Biocompatible cellulose-based supramolecular nanoparticles driven by host–guest interactions for drug delivery

Abstract

To extend the applications of natural products in nanomedicine, novel cellulose-based supramolecular nanoparticles (SNPs) were fabricated via a host–guest driven self-assembly strategy here. The adamantane-grafted carboxyethyl hydroxyethyl cellulose and β-cyclodextrin-grafted glycerol ethoxylate were synthesized to self-assemble into the SNPs. Furthermore, doxorubicin (DOX)-functionalized β-cyclodextrin was encapsulated into SNPs via an in situ co-assembly process to generate DOX-loaded SNPs (DOX-SNPs). The SNPs exhibited a quasi-spherical morphology with an average diameter of ∼25 nm.
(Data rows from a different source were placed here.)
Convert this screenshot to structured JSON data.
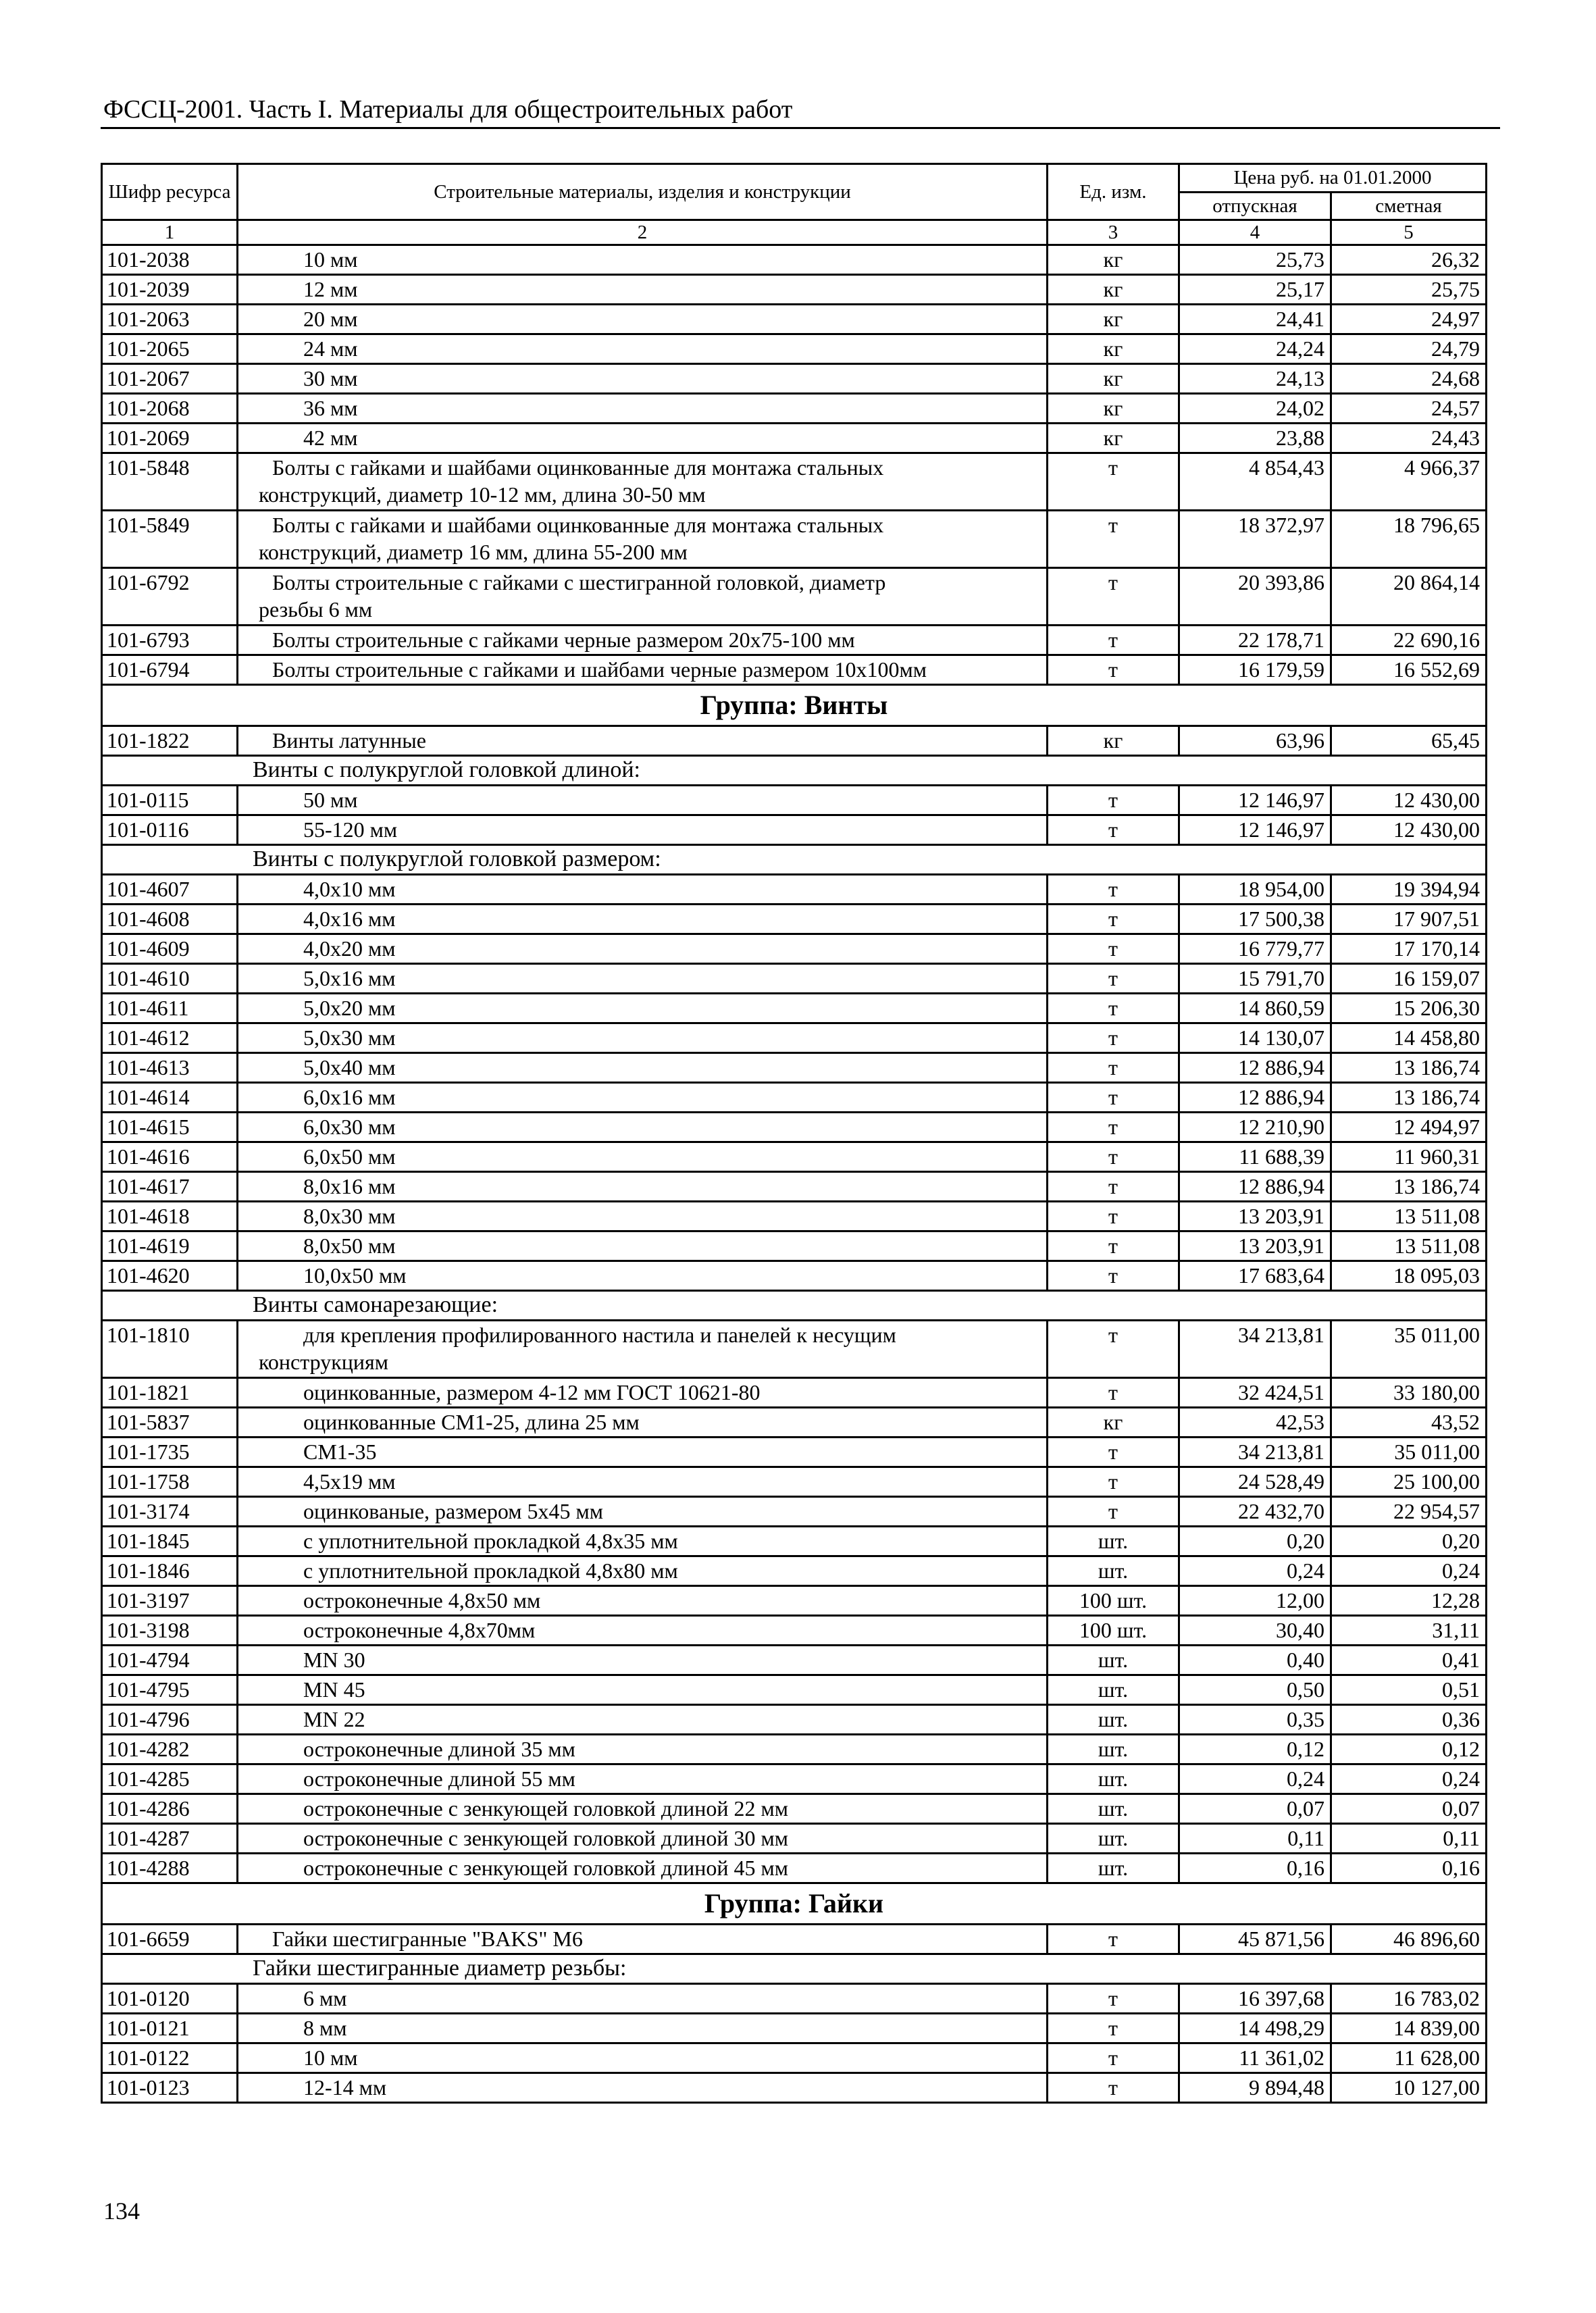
{
  "running_head": "ФССЦ-2001. Часть I. Материалы для общестроительных работ",
  "page_number": "134",
  "table": {
    "headers": {
      "code": "Шифр ресурса",
      "name": "Строительные материалы, изделия и конструкции",
      "unit": "Ед. изм.",
      "price_group": "Цена руб. на 01.01.2000",
      "price_release": "отпускная",
      "price_estimate": "сметная"
    },
    "column_numbers": [
      "1",
      "2",
      "3",
      "4",
      "5"
    ],
    "rows": [
      {
        "type": "item",
        "level": 2,
        "code": "101-2038",
        "name": "10 мм",
        "unit": "кг",
        "release": "25,73",
        "estimate": "26,32"
      },
      {
        "type": "item",
        "level": 2,
        "code": "101-2039",
        "name": "12 мм",
        "unit": "кг",
        "release": "25,17",
        "estimate": "25,75"
      },
      {
        "type": "item",
        "level": 2,
        "code": "101-2063",
        "name": "20 мм",
        "unit": "кг",
        "release": "24,41",
        "estimate": "24,97"
      },
      {
        "type": "item",
        "level": 2,
        "code": "101-2065",
        "name": "24 мм",
        "unit": "кг",
        "release": "24,24",
        "estimate": "24,79"
      },
      {
        "type": "item",
        "level": 2,
        "code": "101-2067",
        "name": "30 мм",
        "unit": "кг",
        "release": "24,13",
        "estimate": "24,68"
      },
      {
        "type": "item",
        "level": 2,
        "code": "101-2068",
        "name": "36 мм",
        "unit": "кг",
        "release": "24,02",
        "estimate": "24,57"
      },
      {
        "type": "item",
        "level": 2,
        "code": "101-2069",
        "name": "42 мм",
        "unit": "кг",
        "release": "23,88",
        "estimate": "24,43"
      },
      {
        "type": "item",
        "level": 1,
        "code": "101-5848",
        "name": "Болты с гайками и шайбами оцинкованные для монтажа стальных\nконструкций, диаметр 10-12 мм, длина 30-50 мм",
        "unit": "т",
        "release": "4 854,43",
        "estimate": "4 966,37"
      },
      {
        "type": "item",
        "level": 1,
        "code": "101-5849",
        "name": "Болты с гайками и шайбами оцинкованные для монтажа стальных\nконструкций, диаметр 16 мм, длина 55-200 мм",
        "unit": "т",
        "release": "18 372,97",
        "estimate": "18 796,65"
      },
      {
        "type": "item",
        "level": 1,
        "code": "101-6792",
        "name": "Болты строительные с гайками с шестигранной головкой, диаметр\nрезьбы 6 мм",
        "unit": "т",
        "release": "20 393,86",
        "estimate": "20 864,14"
      },
      {
        "type": "item",
        "level": 1,
        "code": "101-6793",
        "name": "Болты строительные с гайками черные размером 20х75-100 мм",
        "unit": "т",
        "release": "22 178,71",
        "estimate": "22 690,16"
      },
      {
        "type": "item",
        "level": 1,
        "code": "101-6794",
        "name": "Болты строительные с гайками и шайбами черные размером 10х100мм",
        "unit": "т",
        "release": "16 179,59",
        "estimate": "16 552,69"
      },
      {
        "type": "group",
        "title": "Группа: Винты"
      },
      {
        "type": "item",
        "level": 1,
        "code": "101-1822",
        "name": "Винты латунные",
        "unit": "кг",
        "release": "63,96",
        "estimate": "65,45"
      },
      {
        "type": "subheader",
        "title": "Винты с полукруглой головкой длиной:"
      },
      {
        "type": "item",
        "level": 2,
        "code": "101-0115",
        "name": "50 мм",
        "unit": "т",
        "release": "12 146,97",
        "estimate": "12 430,00"
      },
      {
        "type": "item",
        "level": 2,
        "code": "101-0116",
        "name": "55-120 мм",
        "unit": "т",
        "release": "12 146,97",
        "estimate": "12 430,00"
      },
      {
        "type": "subheader",
        "title": "Винты с полукруглой головкой размером:"
      },
      {
        "type": "item",
        "level": 2,
        "code": "101-4607",
        "name": "4,0х10 мм",
        "unit": "т",
        "release": "18 954,00",
        "estimate": "19 394,94"
      },
      {
        "type": "item",
        "level": 2,
        "code": "101-4608",
        "name": "4,0х16 мм",
        "unit": "т",
        "release": "17 500,38",
        "estimate": "17 907,51"
      },
      {
        "type": "item",
        "level": 2,
        "code": "101-4609",
        "name": "4,0х20 мм",
        "unit": "т",
        "release": "16 779,77",
        "estimate": "17 170,14"
      },
      {
        "type": "item",
        "level": 2,
        "code": "101-4610",
        "name": "5,0х16 мм",
        "unit": "т",
        "release": "15 791,70",
        "estimate": "16 159,07"
      },
      {
        "type": "item",
        "level": 2,
        "code": "101-4611",
        "name": "5,0х20 мм",
        "unit": "т",
        "release": "14 860,59",
        "estimate": "15 206,30"
      },
      {
        "type": "item",
        "level": 2,
        "code": "101-4612",
        "name": "5,0х30 мм",
        "unit": "т",
        "release": "14 130,07",
        "estimate": "14 458,80"
      },
      {
        "type": "item",
        "level": 2,
        "code": "101-4613",
        "name": "5,0х40 мм",
        "unit": "т",
        "release": "12 886,94",
        "estimate": "13 186,74"
      },
      {
        "type": "item",
        "level": 2,
        "code": "101-4614",
        "name": "6,0х16 мм",
        "unit": "т",
        "release": "12 886,94",
        "estimate": "13 186,74"
      },
      {
        "type": "item",
        "level": 2,
        "code": "101-4615",
        "name": "6,0х30 мм",
        "unit": "т",
        "release": "12 210,90",
        "estimate": "12 494,97"
      },
      {
        "type": "item",
        "level": 2,
        "code": "101-4616",
        "name": "6,0х50 мм",
        "unit": "т",
        "release": "11 688,39",
        "estimate": "11 960,31"
      },
      {
        "type": "item",
        "level": 2,
        "code": "101-4617",
        "name": "8,0х16 мм",
        "unit": "т",
        "release": "12 886,94",
        "estimate": "13 186,74"
      },
      {
        "type": "item",
        "level": 2,
        "code": "101-4618",
        "name": "8,0х30 мм",
        "unit": "т",
        "release": "13 203,91",
        "estimate": "13 511,08"
      },
      {
        "type": "item",
        "level": 2,
        "code": "101-4619",
        "name": "8,0х50 мм",
        "unit": "т",
        "release": "13 203,91",
        "estimate": "13 511,08"
      },
      {
        "type": "item",
        "level": 2,
        "code": "101-4620",
        "name": "10,0х50 мм",
        "unit": "т",
        "release": "17 683,64",
        "estimate": "18 095,03"
      },
      {
        "type": "subheader",
        "title": "Винты самонарезающие:"
      },
      {
        "type": "item",
        "level": 2,
        "code": "101-1810",
        "name": "для крепления профилированного настила и панелей к несущим\nконструкциям",
        "unit": "т",
        "release": "34 213,81",
        "estimate": "35 011,00"
      },
      {
        "type": "item",
        "level": 2,
        "code": "101-1821",
        "name": "оцинкованные, размером 4-12 мм ГОСТ 10621-80",
        "unit": "т",
        "release": "32 424,51",
        "estimate": "33 180,00"
      },
      {
        "type": "item",
        "level": 2,
        "code": "101-5837",
        "name": "оцинкованные СМ1-25, длина 25 мм",
        "unit": "кг",
        "release": "42,53",
        "estimate": "43,52"
      },
      {
        "type": "item",
        "level": 2,
        "code": "101-1735",
        "name": "СМ1-35",
        "unit": "т",
        "release": "34 213,81",
        "estimate": "35 011,00"
      },
      {
        "type": "item",
        "level": 2,
        "code": "101-1758",
        "name": "4,5х19 мм",
        "unit": "т",
        "release": "24 528,49",
        "estimate": "25 100,00"
      },
      {
        "type": "item",
        "level": 2,
        "code": "101-3174",
        "name": "оцинкованые, размером 5х45 мм",
        "unit": "т",
        "release": "22 432,70",
        "estimate": "22 954,57"
      },
      {
        "type": "item",
        "level": 2,
        "code": "101-1845",
        "name": "с уплотнительной прокладкой 4,8х35 мм",
        "unit": "шт.",
        "release": "0,20",
        "estimate": "0,20"
      },
      {
        "type": "item",
        "level": 2,
        "code": "101-1846",
        "name": "с уплотнительной прокладкой 4,8х80 мм",
        "unit": "шт.",
        "release": "0,24",
        "estimate": "0,24"
      },
      {
        "type": "item",
        "level": 2,
        "code": "101-3197",
        "name": "остроконечные 4,8х50 мм",
        "unit": "100 шт.",
        "release": "12,00",
        "estimate": "12,28"
      },
      {
        "type": "item",
        "level": 2,
        "code": "101-3198",
        "name": "остроконечные 4,8х70мм",
        "unit": "100 шт.",
        "release": "30,40",
        "estimate": "31,11"
      },
      {
        "type": "item",
        "level": 2,
        "code": "101-4794",
        "name": "MN 30",
        "unit": "шт.",
        "release": "0,40",
        "estimate": "0,41"
      },
      {
        "type": "item",
        "level": 2,
        "code": "101-4795",
        "name": "MN 45",
        "unit": "шт.",
        "release": "0,50",
        "estimate": "0,51"
      },
      {
        "type": "item",
        "level": 2,
        "code": "101-4796",
        "name": "MN 22",
        "unit": "шт.",
        "release": "0,35",
        "estimate": "0,36"
      },
      {
        "type": "item",
        "level": 2,
        "code": "101-4282",
        "name": "остроконечные длиной 35 мм",
        "unit": "шт.",
        "release": "0,12",
        "estimate": "0,12"
      },
      {
        "type": "item",
        "level": 2,
        "code": "101-4285",
        "name": "остроконечные длиной 55 мм",
        "unit": "шт.",
        "release": "0,24",
        "estimate": "0,24"
      },
      {
        "type": "item",
        "level": 2,
        "code": "101-4286",
        "name": "остроконечные с зенкующей головкой длиной 22 мм",
        "unit": "шт.",
        "release": "0,07",
        "estimate": "0,07"
      },
      {
        "type": "item",
        "level": 2,
        "code": "101-4287",
        "name": "остроконечные с зенкующей головкой длиной 30 мм",
        "unit": "шт.",
        "release": "0,11",
        "estimate": "0,11"
      },
      {
        "type": "item",
        "level": 2,
        "code": "101-4288",
        "name": "остроконечные с зенкующей головкой длиной 45 мм",
        "unit": "шт.",
        "release": "0,16",
        "estimate": "0,16"
      },
      {
        "type": "group",
        "title": "Группа: Гайки"
      },
      {
        "type": "item",
        "level": 1,
        "code": "101-6659",
        "name": "Гайки шестигранные \"BAKS\" М6",
        "unit": "т",
        "release": "45 871,56",
        "estimate": "46 896,60"
      },
      {
        "type": "subheader",
        "title": "Гайки шестигранные диаметр резьбы:"
      },
      {
        "type": "item",
        "level": 2,
        "code": "101-0120",
        "name": "6 мм",
        "unit": "т",
        "release": "16 397,68",
        "estimate": "16 783,02"
      },
      {
        "type": "item",
        "level": 2,
        "code": "101-0121",
        "name": "8 мм",
        "unit": "т",
        "release": "14 498,29",
        "estimate": "14 839,00"
      },
      {
        "type": "item",
        "level": 2,
        "code": "101-0122",
        "name": "10 мм",
        "unit": "т",
        "release": "11 361,02",
        "estimate": "11 628,00"
      },
      {
        "type": "item",
        "level": 2,
        "code": "101-0123",
        "name": "12-14 мм",
        "unit": "т",
        "release": "9 894,48",
        "estimate": "10 127,00"
      }
    ]
  }
}
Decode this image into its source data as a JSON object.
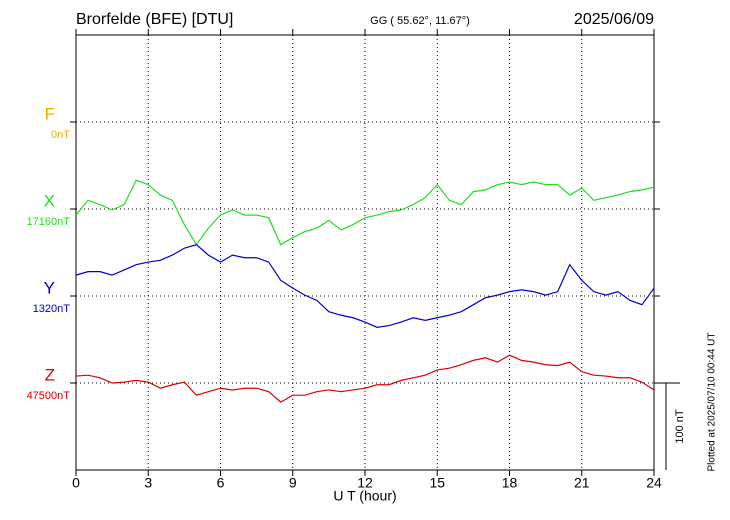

The DOX-SNPs with relatively larger diameter possessed a high DOX loading efficiency (∼94 %) and the pH-responsive drug release behaviors, which made them suitable as a drug delivery system. In vitro cytotoxicity assays demonstrated the excellent cytocompatibility of SNPs and the efficient inhibition of Hela cell proliferation of DOX-SNPs. Moreover, the DOX-SNPs could effectively enter Hela cells via endocytosis and release DOX under endo/lysosome pH. Thus, this nanocarrier has promising translational potential in cancer therapy and personalized nanomedicine.